Keith Glad you and your crew got the Blue taken care of!!! It is so much sweeter when you are in a fight and getting your butt beat but you hang in there and win in the end.


----------



## Mac1528 (Mar 24, 2012)

I'll just bet you never thought about the chop of the sea during the fight of the fish. Sounds like it was well worth it. Looking forward to the pics! Have a great day!


----------



## recess (Oct 8, 2007)

jjam said:


> Way to stick it out Keith and crew! Look forward to the pics and choppy maybe a bit of an understatement for today's wx's 1-2's...haha!
> 
> Jimmy


Way to go Keith and crew !! An understatement?? It was bigg past 50miles with the current pushing into that wind . But as soon as we got 5 miles south of the 131 it let up a bunch !


----------



## markw4321 (Oct 4, 2007)

Nice going on the marlin.

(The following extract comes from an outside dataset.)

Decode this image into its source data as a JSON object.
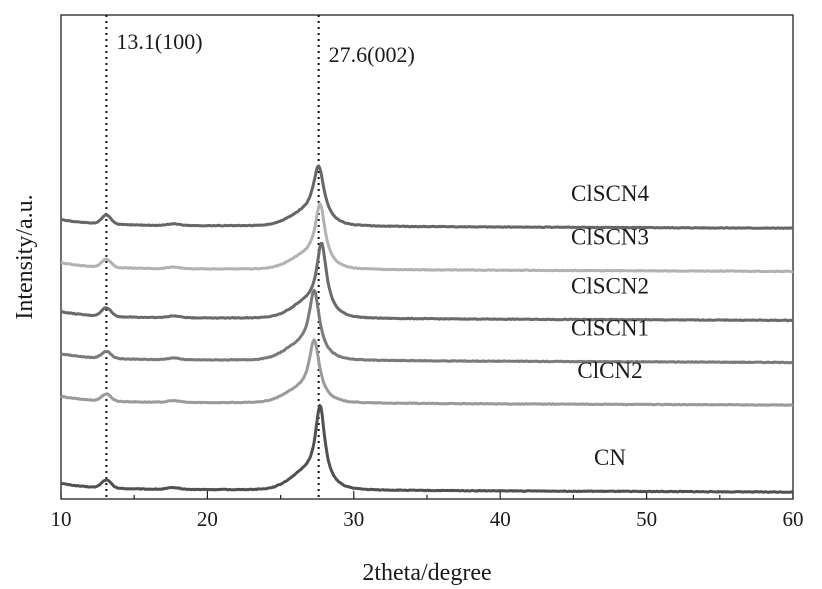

By the way I caught a nice 20 lb grouper on that daiwa reel you sold me Saturda. I mentioned I was,going to make a big grouper rig out of it.  It was a good way to break it in.


----------



## MSViking (Oct 11, 2007)

You can't catch fish at the dock! Way to stick it out and be rewarded!


----------



## Realtor (Oct 1, 2007)

Nice, looking forward to the pictures!!!


----------



## markw4321 (Oct 4, 2007)

Nice report! By the way I caught a 20 plus pound grouper Saturday on the Daiwa sealine reel I bought from you. I told you I was going to use it as a grouper rig and it was a nice way to break it in. Thanks for the deal on the reel.


----------



## Frenchy (Oct 2, 2007)

Congrats on the bill Keith and crew, special kudos to you Keith for the courage and determination you have to get out there, always an inspiration to me...
Thanks for the post.


----------



## jcasey (Oct 12, 2007)

Nice job. I'd like to see the pic of the Blue.


----------



## Ocean Master (May 20, 2008)

The video is on a buddies' phone b/c the Gopro screwed up...


----------



## Tim_G (Feb 22, 2008)

Congrats Keith! That's awesome!


----------



## Kailua Boy (Jul 31, 2013)

Congrats! Nice work on that Blue! Hanapa'a!


----------



## WhyMe (Apr 21, 2013)

Great report. Any pix at all?
Whyme
Mako my Dayo


----------



## someguy (Jul 6, 2008)

*That dosen't look like a GW express type*

Was it a Pursuit?


----------



## fishmagician (Jun 4, 2014)

Not photos, no video yet?? looking forward to that!


----------



## Sharknado (Jan 7, 2014)

Nice job.


----------